845

THE SILICA v. THE LORD WARDEN and another.1
THE LORD WARDEN v. THE SILICA and another.

Circuit Court, E. D. Pennsylvania.

March 1, 1887.

COLLISION—DAMAGES—DEMURRAGE.

In cases of collision, the rate of demurrage provided for in the charter-party of the injured vessel will, in all save exceptional cases, be adhered, to in the determination of the damage suffered by the delay of the injured vessel while undergoing repairs.

In Admiralty. Sur exceptions to commissioner's report.

The bark Silica sailed from London for Philadelphia, on August 11, 1884, and arrived at the latter port on the seventh of October. There she was chartered for a voyage from Philadelphia to Fiume. She proceeded on her voyage in the tow of the tug Protector, and, owing to the 846negligent handling of the tug, and the faulty position of the Lord Warden, collided with the latter. The commissioner appointed to ascertain the damage suffered by the Silica allowed demurrage at the rate of $92 a day, the amount stipulated in the Silica's charter-party, for time lost while undergoing repairs.
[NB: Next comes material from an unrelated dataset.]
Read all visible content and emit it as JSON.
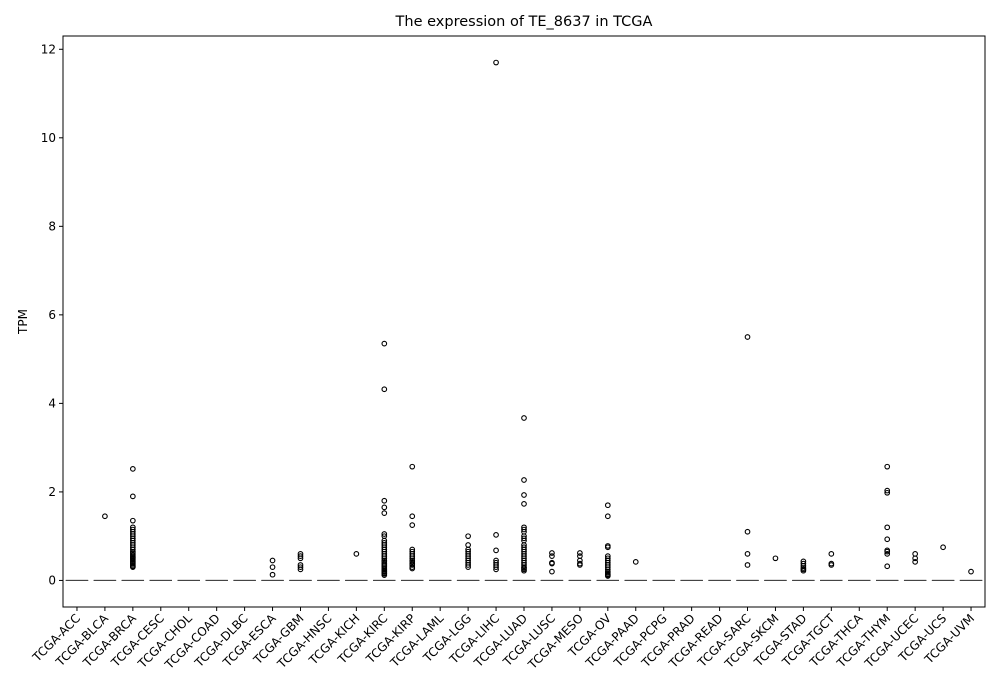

To this counsel for the Protector excepted, on the ground that the Silica was not entitled to more than the actual damage suffered; that the voyage must be considered as begun when the bark left London; and that the earnings of the bark must be apportioned over all the time that intervened between her departure from London and her arrival at Fiume, in order to ascertain the per diem loss.
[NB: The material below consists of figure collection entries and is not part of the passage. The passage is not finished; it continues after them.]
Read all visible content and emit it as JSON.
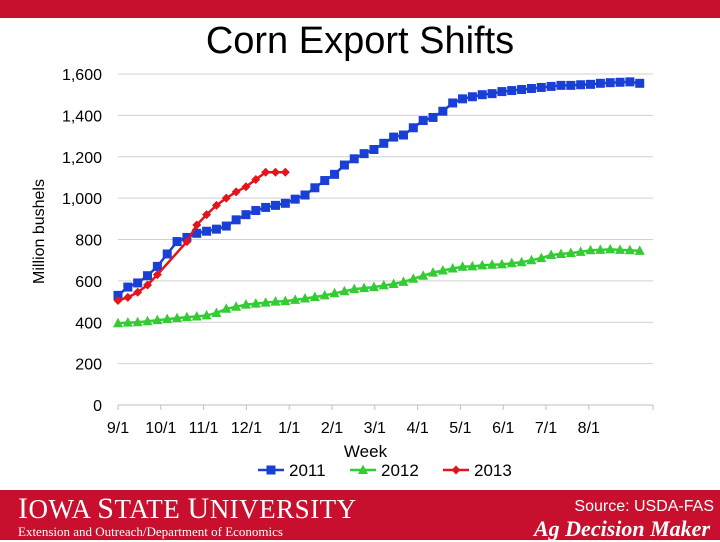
{
  "slide": {
    "title": "Corn Export Shifts"
  },
  "footer": {
    "logo_text": "Iowa State University",
    "department": "Extension and Outreach/Department of Economics",
    "source": "Source: USDA-FAS",
    "brand": "Ag Decision Maker"
  },
  "colors": {
    "banner": "#c8102e",
    "series_2011": "#1a3fd6",
    "series_2012": "#33cc33",
    "series_2013": "#e3141b",
    "grid": "#d0d0d0"
  },
  "chart_data": {
    "type": "line",
    "title": "Corn Export Shifts",
    "xlabel": "Week",
    "ylabel": "Million bushels",
    "ylim": [
      0,
      1600
    ],
    "yticks": [
      0,
      200,
      400,
      600,
      800,
      1000,
      1200,
      1400,
      1600
    ],
    "ytick_labels": [
      "0",
      "200",
      "400",
      "600",
      "800",
      "1,000",
      "1,200",
      "1,400",
      "1,600"
    ],
    "xticks": [
      0,
      1,
      2,
      3,
      4,
      5,
      6,
      7,
      8,
      9,
      10,
      11
    ],
    "xtick_labels": [
      "9/1",
      "10/1",
      "11/1",
      "12/1",
      "1/1",
      "2/1",
      "3/1",
      "4/1",
      "5/1",
      "6/1",
      "7/1",
      "8/1"
    ],
    "xlim": [
      0,
      12.5
    ],
    "grid": "horizontal",
    "legend": "bottom",
    "series": [
      {
        "name": "2011",
        "marker": "square",
        "x": [
          0.0,
          0.23,
          0.46,
          0.69,
          0.92,
          1.15,
          1.38,
          1.61,
          1.84,
          2.07,
          2.3,
          2.53,
          2.76,
          2.99,
          3.22,
          3.45,
          3.68,
          3.91,
          4.14,
          4.37,
          4.6,
          4.83,
          5.06,
          5.29,
          5.52,
          5.75,
          5.98,
          6.21,
          6.44,
          6.67,
          6.9,
          7.13,
          7.36,
          7.59,
          7.82,
          8.05,
          8.28,
          8.51,
          8.74,
          8.97,
          9.2,
          9.43,
          9.66,
          9.89,
          10.12,
          10.35,
          10.58,
          10.81,
          11.04,
          11.27,
          11.5,
          11.73,
          11.96,
          12.19
        ],
        "y": [
          530,
          570,
          590,
          625,
          670,
          730,
          790,
          810,
          830,
          840,
          850,
          865,
          895,
          920,
          940,
          955,
          965,
          975,
          995,
          1015,
          1050,
          1085,
          1115,
          1160,
          1190,
          1215,
          1235,
          1265,
          1295,
          1305,
          1340,
          1375,
          1390,
          1420,
          1460,
          1480,
          1490,
          1500,
          1505,
          1515,
          1520,
          1525,
          1530,
          1535,
          1540,
          1545,
          1545,
          1548,
          1550,
          1555,
          1558,
          1560,
          1562,
          1555
        ]
      },
      {
        "name": "2012",
        "marker": "triangle",
        "x": [
          0.0,
          0.23,
          0.46,
          0.69,
          0.92,
          1.15,
          1.38,
          1.61,
          1.84,
          2.07,
          2.3,
          2.53,
          2.76,
          2.99,
          3.22,
          3.45,
          3.68,
          3.91,
          4.14,
          4.37,
          4.6,
          4.83,
          5.06,
          5.29,
          5.52,
          5.75,
          5.98,
          6.21,
          6.44,
          6.67,
          6.9,
          7.13,
          7.36,
          7.59,
          7.82,
          8.05,
          8.28,
          8.51,
          8.74,
          8.97,
          9.2,
          9.43,
          9.66,
          9.89,
          10.12,
          10.35,
          10.58,
          10.81,
          11.04,
          11.27,
          11.5,
          11.73,
          11.96,
          12.19
        ],
        "y": [
          395,
          398,
          400,
          405,
          410,
          415,
          420,
          425,
          428,
          433,
          445,
          465,
          475,
          485,
          490,
          495,
          500,
          502,
          508,
          515,
          522,
          530,
          540,
          550,
          560,
          565,
          570,
          578,
          585,
          595,
          610,
          625,
          640,
          650,
          660,
          668,
          670,
          675,
          678,
          680,
          685,
          690,
          700,
          710,
          725,
          730,
          735,
          740,
          748,
          750,
          752,
          750,
          748,
          745
        ]
      },
      {
        "name": "2013",
        "marker": "diamond",
        "x": [
          0.0,
          0.23,
          0.46,
          0.69,
          0.92,
          1.61,
          1.84,
          2.07,
          2.3,
          2.53,
          2.76,
          2.99,
          3.22,
          3.45,
          3.68,
          3.91
        ],
        "y": [
          505,
          520,
          545,
          580,
          630,
          790,
          870,
          920,
          965,
          1000,
          1030,
          1055,
          1090,
          1125,
          1125,
          1125
        ]
      }
    ]
  }
}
Charles Gibbons, Jr., for the Silica.

H. R. Edmunds, for the Lord Warden.

Driver & Coulston, for the Protector.

BUTLER, J. The exceptions must be dismissed. The rule adopted by the commissioner for ascertaining damages from delay is, under the Circumstances, the proper one. Under ordinary circumstances, it is always so. In exceptional cases, such as The Potomac, 105 U. S. 630, the rule invoked by the exceptor is applicable. Here the other is safer; and it gives the libelant less than he would take under the rule invoked against him; unless, indeed, we adopt the exceptor's method of ascertaining profits; that is, by including the profitless passage from London, in the voyage, though the vessel was not chartered until she came to Philadelphia. This we could not do.

1 Reported by C. Berkeley Taylor, Esq., of the Philadelphia bar.